500 TAHUN REFORMASI GEREJA
(Sebuah Catatan Perjalanan 10 Hari di Jakarta dan Eropa)
oleh: Mery Kolimon
Hampir 10 hari saya mengunjungi Eropa. Pengurus Eukumindo, yaitu European Working Group for Ecumenical Relations with Indonesia (Kelompok Kerja Eropa untuk Hubungan Oikoumenis dengan Indonesia) mengundang saya untuk menjadi salah satu keynote speakers dalam sidang raya mereka, yang berlangsung tanggal 14 – 16 September di Bretten, Jerman. Selain itu, saya juga diundang oleh Mission 21 (M21), yaitu sebuah badan misi gereja Protestan di Swiss untuk percakapan khusus terkait perhatian GMIT terhadap masalah perdagangan orang. Selanjutnya saya bertemu dengan pimpinan Kerk in Actie, yaitu lembaga misi dari gereja Belanda, Protestantsche Kerk in Nederland (PKN), di Utrecht. Kerk in Actie bermurah hati memfasilitasi penginapan selama 3 hari di Utrecht yang memungkinkan saya bertemu juga dengan sejumlah mitra dan donor yang mendukung pelayanan Kerk in Actie yang berkaitan dengan Indonesia, dan sempat berjumpa dengan beberapa sahabat di negeri kincir angin itu.
Singgah di Jakarta: Perhadapan Pengurus Perwakilan GMIT di Jakarta dan Diskusi Pendidikan
Sebenarnya dalam perjalanan ke Eropa, saya menyempatkan diri untuk hadir dan menyampaikan suara gembala pada acara serah terima Pengurus Perwakilan GMIT di Jakarta. Periode pelayanan Bapak Dr. Yusmic Foeh sebagai ketua umum (2013-2017) telah berakhir dan digantikan oleh Bapak Thontje E. P. Samadara, ST sebagai Ketua Umum dan Pdt. Dr. Besly Messakh sebagai Ketua Pelaksana Harian (2017-2021). Acara itu berlangsung 19 September 2017 di Gedung Kebaktian GPIB Nazaret Rawamangun, Jakarta.
Hadir dalam acara itu hampir seluruh pengurus yang diperhadapkan. Juga hadir Pak Farry Francis sebagai anggota MS GMIT, Sekum GPI (Pdt. Adrian Pitoy), Direktur Jenderal Bimas Kristen Protestan Kementerian Agama RI, Prof. Dr. Thomas Pentury, M.Si, serta warga GMIT diaspora di Jakarta. Kebaktian perhadapan dipimpin bersama oleh Pdt. Haak-Rede Bire dan Pnt. John Haba. Dalam sambutannya Dirjen Bimas Protestan menegaskan pentingnya kehadiran Kekristenan di Indonesia yang menyaksikan Kristus yang tersalib. Beliau mendorong gereja-gereja di Indonesia, termasuk GMIT, untuk lebih memperhatikan kualitas sekolah-sekolah milik gereja sebagai bentuk kontribusi gereja bagi bangsa, ketimbang membangun gedung-gedung gereja yang megah.

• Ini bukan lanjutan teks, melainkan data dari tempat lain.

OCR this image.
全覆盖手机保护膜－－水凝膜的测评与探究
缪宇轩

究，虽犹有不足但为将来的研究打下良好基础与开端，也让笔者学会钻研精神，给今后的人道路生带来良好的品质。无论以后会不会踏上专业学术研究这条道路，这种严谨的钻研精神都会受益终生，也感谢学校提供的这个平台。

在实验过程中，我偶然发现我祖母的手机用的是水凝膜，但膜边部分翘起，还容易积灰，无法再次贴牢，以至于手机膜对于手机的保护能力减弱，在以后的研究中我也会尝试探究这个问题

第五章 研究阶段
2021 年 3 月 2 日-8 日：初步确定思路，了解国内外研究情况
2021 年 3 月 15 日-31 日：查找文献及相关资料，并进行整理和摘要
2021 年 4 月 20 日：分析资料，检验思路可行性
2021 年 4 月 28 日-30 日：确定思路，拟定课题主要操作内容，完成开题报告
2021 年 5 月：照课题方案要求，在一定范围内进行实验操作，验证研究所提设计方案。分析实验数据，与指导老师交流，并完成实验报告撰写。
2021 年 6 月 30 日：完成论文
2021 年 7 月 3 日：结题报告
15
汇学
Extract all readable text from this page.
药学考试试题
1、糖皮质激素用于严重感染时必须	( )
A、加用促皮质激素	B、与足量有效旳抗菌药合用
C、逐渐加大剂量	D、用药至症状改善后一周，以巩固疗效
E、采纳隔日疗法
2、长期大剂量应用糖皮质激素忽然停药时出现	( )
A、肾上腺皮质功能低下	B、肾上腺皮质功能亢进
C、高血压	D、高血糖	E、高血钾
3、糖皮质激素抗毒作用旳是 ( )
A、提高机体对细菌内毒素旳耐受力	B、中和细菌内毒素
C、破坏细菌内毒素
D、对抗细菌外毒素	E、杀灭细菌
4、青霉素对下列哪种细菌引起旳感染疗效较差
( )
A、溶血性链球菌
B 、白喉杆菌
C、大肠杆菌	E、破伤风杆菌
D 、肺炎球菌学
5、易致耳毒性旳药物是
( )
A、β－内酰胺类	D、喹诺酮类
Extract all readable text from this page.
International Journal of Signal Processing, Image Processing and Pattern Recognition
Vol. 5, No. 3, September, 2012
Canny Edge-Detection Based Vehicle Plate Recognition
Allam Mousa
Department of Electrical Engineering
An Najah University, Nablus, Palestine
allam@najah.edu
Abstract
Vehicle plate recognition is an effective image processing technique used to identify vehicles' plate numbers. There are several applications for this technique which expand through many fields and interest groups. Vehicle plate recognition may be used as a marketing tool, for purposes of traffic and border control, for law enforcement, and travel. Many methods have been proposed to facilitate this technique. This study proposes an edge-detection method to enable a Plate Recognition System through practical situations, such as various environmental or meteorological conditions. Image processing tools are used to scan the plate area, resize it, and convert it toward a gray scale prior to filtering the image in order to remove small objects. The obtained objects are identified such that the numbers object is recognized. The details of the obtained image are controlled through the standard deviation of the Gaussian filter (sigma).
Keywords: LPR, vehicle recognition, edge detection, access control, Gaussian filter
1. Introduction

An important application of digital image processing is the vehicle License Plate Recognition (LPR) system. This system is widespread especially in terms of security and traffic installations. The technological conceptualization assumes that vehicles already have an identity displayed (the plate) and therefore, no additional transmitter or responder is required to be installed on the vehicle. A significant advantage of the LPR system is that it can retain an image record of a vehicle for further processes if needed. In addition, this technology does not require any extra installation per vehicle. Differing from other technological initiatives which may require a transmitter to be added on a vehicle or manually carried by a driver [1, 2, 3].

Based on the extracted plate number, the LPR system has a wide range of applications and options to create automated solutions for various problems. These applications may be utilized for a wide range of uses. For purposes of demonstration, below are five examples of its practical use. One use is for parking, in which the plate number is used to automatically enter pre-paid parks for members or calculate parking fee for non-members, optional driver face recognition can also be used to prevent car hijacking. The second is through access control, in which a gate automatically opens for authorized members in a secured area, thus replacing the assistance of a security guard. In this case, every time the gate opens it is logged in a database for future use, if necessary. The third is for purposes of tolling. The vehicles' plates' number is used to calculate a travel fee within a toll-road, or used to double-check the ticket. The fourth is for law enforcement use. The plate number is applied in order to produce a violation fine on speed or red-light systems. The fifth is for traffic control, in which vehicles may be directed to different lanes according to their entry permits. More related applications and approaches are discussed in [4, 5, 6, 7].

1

Dalam suara gembala saya menyampaikan terima kasih kepada pengurus perwakilan GMIT di Jakarta masa bakti 2014-2017 untuk pelayanan mereka. Perwakilan GMIT di Jakarta telah menjadi pilar penting dalam mendukung pelayanan GMIT, sekaligus sebagai jembatan antara GMIT dengan gereja-gereja seasas di Jakarta, khususnya dengan GPI dan GPIB. Perwakilan GMIT di Jakarta itu menjadi wujud komitmen ekumenis GMIT untuk tidak membangun GMIT di luar wilayah pelayanan GMIT, sebagaimana kesepakatan bersama di lingkup GPI.
Kami juga mengharapkan dukungan dari pengurus dan semua warga GMIT diaspora di Jakarta untuk dua hal penting dalam pelayanan GMIT, yaitu terkait isu pekerja migran dan isu pendidikan/sekolah-sekolah GMIT. Untuk itu kami mengundang partisipasi warga diaspora GMIT dalam perayaan 70 tahun GMIT dan 500 tahun Reformasi, melalui gerakan “Mama GMIT Panggil Pulang”, yaitu gerakan untuk penyelamatan sekolah-sekolah GMIT. Calvin menyebut gereja sebagai ibu. Itu sebabnya dalam acara perayan itu ada sebuah gerakan bersama untuk memberi perhatian pada pergumulan gereja sebagai ibu. Dalam konteks 70 tahun gereja kita dan 500 tahun Reformasi, kegiatan perayaan diarahkan untuk memberi dampak pada perubahan dalam gereja, terutama dalam hal perbaikan keadaan sekolah-sekolah GMIT.
Saya menyampaikan bahwa seringkali ketika kami menahbiskan gedung kebaktian yang bagus dan megah, kami mendapat informasi dari panitia bahwa gedung-gedung itu dibangun juga oleh dukungan saudara-saudara yang berada di rantau. Kami sebagai Majelis Sinode (MS) periode ini menghimbau agar sebaiknya perhatian pada pembangunan gedung gereja kita kurangi dan kita mulai lebih serius memberi perhatian pada sekolah-sekolah yang kekurangan guru, buku pelajaran, dan fasilitas lainnya.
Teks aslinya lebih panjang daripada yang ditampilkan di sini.